L’esercito del Governo di accordo nazionale, riconosciuto dall’Onu, in queste settimane ha consolidato le difese di Tripoli e ripreso territori perduti durante il lungo assedio delle forze della Cirenaica, iniziato ormai dodici mesi fa.

Il 13 aprile il Gna ha riconquistato Sorman, Sabratha e altri centri minori a ovest della capitale, dove ora preme sulla base aerea di Watyiah, cruciale per l’autoproclamato Esercito Nazionale Libico, che avrebbe perso 70 uomini per resistere all’attacco.
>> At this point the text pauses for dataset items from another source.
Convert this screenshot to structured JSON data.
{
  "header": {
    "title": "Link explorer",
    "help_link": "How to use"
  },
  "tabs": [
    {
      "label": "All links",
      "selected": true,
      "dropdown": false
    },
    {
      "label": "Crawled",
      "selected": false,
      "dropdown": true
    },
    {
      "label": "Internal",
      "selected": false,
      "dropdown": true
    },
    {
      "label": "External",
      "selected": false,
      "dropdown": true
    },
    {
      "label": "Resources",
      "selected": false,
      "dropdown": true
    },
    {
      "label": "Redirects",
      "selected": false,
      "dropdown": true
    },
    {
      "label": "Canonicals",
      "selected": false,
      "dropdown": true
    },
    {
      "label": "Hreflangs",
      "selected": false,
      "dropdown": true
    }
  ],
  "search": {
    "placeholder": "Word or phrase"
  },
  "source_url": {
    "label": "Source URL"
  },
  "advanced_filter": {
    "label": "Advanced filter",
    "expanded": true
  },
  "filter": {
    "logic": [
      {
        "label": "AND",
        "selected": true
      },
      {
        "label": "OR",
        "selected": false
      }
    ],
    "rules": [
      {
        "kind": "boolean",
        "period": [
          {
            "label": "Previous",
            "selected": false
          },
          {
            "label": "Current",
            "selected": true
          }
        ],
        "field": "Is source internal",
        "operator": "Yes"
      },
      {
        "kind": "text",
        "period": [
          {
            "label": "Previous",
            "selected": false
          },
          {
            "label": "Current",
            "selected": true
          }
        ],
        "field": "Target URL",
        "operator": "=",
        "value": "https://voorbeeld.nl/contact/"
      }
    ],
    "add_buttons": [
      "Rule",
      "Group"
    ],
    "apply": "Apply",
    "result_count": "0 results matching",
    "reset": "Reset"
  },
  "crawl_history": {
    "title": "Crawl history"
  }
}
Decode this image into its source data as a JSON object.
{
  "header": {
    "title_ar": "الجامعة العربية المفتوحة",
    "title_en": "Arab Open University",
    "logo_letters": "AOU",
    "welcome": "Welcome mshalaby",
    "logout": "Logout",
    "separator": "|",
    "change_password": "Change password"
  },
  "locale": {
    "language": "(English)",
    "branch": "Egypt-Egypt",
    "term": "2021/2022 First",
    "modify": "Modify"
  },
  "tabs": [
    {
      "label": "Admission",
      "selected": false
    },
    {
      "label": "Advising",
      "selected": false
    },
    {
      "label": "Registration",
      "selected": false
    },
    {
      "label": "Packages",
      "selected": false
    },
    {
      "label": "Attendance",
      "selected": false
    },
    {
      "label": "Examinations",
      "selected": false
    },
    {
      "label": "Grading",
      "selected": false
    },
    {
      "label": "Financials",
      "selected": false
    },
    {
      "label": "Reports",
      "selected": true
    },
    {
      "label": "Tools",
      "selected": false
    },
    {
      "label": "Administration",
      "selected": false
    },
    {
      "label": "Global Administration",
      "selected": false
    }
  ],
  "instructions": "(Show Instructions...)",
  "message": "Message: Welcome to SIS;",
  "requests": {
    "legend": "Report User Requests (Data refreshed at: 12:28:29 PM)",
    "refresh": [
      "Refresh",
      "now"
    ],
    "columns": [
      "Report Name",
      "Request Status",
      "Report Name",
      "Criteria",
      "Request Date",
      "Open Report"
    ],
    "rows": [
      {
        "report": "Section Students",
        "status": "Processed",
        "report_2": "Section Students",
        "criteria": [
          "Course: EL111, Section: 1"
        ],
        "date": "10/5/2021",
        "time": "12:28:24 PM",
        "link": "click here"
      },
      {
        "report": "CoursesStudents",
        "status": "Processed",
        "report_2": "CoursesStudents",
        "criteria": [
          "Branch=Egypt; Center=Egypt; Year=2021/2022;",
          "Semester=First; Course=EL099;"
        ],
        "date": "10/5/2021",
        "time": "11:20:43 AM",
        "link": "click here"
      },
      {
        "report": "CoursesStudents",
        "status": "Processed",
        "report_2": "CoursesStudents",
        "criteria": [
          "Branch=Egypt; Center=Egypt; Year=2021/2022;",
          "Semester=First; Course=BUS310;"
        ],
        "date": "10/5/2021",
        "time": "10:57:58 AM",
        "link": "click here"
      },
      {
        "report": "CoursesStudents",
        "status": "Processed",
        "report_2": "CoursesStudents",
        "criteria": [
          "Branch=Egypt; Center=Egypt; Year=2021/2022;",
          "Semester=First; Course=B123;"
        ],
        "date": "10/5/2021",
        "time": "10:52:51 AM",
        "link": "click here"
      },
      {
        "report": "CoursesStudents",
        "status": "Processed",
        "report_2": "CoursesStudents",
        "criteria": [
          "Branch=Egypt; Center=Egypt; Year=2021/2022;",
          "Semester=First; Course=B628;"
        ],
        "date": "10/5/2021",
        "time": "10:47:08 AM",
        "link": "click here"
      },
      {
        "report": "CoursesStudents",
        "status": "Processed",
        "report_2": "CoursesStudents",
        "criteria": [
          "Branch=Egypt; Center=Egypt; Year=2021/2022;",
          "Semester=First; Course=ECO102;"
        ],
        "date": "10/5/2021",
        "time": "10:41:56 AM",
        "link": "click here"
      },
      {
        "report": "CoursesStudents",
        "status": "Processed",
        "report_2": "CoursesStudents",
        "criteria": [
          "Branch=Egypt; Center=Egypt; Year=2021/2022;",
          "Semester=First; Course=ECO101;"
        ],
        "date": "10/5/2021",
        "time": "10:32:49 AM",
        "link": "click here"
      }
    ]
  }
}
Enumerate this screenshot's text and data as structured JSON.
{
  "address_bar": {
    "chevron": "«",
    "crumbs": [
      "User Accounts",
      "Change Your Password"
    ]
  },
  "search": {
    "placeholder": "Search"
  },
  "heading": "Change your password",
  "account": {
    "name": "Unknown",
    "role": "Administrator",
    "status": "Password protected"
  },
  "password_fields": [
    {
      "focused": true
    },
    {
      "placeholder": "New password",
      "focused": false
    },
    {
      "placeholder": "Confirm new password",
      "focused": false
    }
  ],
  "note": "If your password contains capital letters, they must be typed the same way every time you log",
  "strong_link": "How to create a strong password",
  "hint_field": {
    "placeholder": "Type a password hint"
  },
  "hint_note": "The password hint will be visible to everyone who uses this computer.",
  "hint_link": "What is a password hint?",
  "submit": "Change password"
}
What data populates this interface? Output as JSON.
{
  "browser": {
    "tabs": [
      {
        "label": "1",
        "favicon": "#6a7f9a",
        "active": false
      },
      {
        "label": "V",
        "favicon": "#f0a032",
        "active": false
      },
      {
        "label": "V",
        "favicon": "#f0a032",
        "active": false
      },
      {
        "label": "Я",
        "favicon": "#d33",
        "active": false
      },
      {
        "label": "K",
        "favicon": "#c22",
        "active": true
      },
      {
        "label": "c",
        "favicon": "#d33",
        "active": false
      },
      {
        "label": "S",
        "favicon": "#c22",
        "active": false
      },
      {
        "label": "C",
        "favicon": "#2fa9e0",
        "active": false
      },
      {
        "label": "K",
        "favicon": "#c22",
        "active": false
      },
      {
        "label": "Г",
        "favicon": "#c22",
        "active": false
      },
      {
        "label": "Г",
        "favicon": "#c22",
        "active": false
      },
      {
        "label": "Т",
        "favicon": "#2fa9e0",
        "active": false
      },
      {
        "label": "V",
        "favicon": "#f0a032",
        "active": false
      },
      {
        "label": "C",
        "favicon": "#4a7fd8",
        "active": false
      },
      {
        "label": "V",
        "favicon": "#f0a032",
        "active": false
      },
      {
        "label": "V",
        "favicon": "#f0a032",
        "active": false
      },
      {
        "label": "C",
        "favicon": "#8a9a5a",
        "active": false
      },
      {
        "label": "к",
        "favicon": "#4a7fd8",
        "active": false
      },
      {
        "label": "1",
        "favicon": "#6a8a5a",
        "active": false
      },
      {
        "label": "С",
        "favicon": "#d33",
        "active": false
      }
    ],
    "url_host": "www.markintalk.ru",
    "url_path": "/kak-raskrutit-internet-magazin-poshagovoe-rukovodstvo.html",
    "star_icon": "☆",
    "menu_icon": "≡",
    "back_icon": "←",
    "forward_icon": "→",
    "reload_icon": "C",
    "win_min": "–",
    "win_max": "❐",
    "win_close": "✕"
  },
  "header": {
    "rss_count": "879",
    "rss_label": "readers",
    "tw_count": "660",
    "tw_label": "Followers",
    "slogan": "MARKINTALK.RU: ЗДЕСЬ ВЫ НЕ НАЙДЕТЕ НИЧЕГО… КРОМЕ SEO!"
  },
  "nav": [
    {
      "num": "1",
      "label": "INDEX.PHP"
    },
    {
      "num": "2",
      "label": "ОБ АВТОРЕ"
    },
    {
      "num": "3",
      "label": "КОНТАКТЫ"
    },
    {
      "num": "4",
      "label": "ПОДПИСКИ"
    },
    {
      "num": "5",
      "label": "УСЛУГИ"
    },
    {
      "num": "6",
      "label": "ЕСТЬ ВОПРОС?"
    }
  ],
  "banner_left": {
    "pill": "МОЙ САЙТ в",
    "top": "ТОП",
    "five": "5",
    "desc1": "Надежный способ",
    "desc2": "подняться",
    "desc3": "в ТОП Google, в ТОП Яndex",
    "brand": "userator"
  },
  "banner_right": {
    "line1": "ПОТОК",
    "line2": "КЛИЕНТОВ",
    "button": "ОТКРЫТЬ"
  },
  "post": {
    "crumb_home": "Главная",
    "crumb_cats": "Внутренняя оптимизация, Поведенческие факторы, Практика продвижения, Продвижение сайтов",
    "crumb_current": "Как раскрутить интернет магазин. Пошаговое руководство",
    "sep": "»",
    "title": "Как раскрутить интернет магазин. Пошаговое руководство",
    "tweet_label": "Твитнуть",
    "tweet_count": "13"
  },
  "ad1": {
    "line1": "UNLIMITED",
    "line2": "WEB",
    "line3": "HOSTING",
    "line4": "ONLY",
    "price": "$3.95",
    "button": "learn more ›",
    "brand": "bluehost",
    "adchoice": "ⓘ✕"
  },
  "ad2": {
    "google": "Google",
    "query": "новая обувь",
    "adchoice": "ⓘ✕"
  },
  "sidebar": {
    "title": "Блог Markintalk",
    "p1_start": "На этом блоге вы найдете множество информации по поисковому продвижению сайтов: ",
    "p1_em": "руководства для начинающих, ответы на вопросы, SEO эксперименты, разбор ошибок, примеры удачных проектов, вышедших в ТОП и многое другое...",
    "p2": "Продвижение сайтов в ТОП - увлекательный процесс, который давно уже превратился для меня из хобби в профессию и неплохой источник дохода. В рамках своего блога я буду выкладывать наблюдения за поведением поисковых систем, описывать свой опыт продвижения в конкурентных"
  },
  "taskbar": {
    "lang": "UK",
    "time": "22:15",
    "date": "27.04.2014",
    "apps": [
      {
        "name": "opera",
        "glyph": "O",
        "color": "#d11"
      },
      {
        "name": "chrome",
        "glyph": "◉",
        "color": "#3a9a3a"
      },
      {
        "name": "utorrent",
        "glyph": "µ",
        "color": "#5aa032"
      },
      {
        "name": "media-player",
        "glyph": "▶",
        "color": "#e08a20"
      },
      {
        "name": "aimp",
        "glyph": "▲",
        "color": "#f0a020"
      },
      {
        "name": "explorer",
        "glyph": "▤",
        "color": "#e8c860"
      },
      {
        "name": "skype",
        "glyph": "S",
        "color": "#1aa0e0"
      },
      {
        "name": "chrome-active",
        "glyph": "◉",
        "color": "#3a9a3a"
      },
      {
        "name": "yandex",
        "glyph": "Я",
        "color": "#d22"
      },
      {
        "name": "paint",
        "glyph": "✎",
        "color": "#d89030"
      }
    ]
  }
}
Le forze governative da giorni stanno bersagliando con i droni anche Trahuna, città in mano a tribù alleate della Cirenaica; operazione a cui Haftar ha risposto con la pioggia di razzi sullo scalo di Mitiga, utilizzato per i voli civili ma anche per le operazioni militari, in particolare i rifornimenti Turchi.
 
Dopo l’intervento diretto di Ankara nel conflitto, deciso a gennaio, i rapporti di forza che indicavano Haftar ad un passo dalla vittoria, sono cambiati. Erdogan infatti ha risposto alla richiesta di aiuto di Al Serraji, che ha i Fratelli Musulmani come principali alleati, inviando droni, sistemi di difesa ad alta tecnologia, mezzi blindati, personale specializzato e migliaia di miliziani già utilizzati nel conflitto lungo il confine siriano.

E’ un’alleanza che ha fortemente condizionato la conferenza di pace di Berlino, chiusa a fine gennaio senza la firma dei due avversari, e vanificato la tregua firmata pochi giorni prima a Mosca. Haftar ha infatti intensificato gli attacchi per contrastare gli aiuti di Ankara, e Tripoli, dopo essersi rafforzata, è passata alla controffensiva. Onu e Unione Europea condannano l’escalation militare e deplorano, come fanno ormai da mesi, il coinvolgimento di vittime civili nel conflitto.

In questi giorni diventa operativa la missione Irini, decisa da Bruxelles, sulla base degli accordi di Berlino, per vigilare sull’embargo contro le armi. Al comando si alterneranno Grecia e Italia, che ha la responsabilità del primo periodo con l’ammiraglio Fabio Agostini. Ma la missione, soprattutto marittima, non piace a Tripoli, che accusa l’Europa di favorire in questo modo l’esercito della Cirenaica, il quale continuerebbe a ricevere via terra e aria gli aiuti dei suoi alleati (Emirati Arabi, Egitto, Arabia Saudita), mentre per i turchi sarà complicato continuare a rifornire il Gna via mare. Malta la pensa allo stesso modo, e annuncia di sfilarsi dalla missione.

Le prossime settimane saranno dunque cruciali. Se Irini funzionerà, potrebbe incidere sul percorso di pace per cui lavorano da mesi le diplomazie internazionali.

Nel frattempo, però, la Libia resta sull’orlo dell’abisso: dal 17 gennaio sono paralizzati gli impianti petroliferi. Le tribù fedeli ad Haftar, chiedendo una equa ripartizione dei profitti, continuano a bloccare la principale risorsa economica del paese, con danni che ormai superano i 4,3 miliardi di dollari.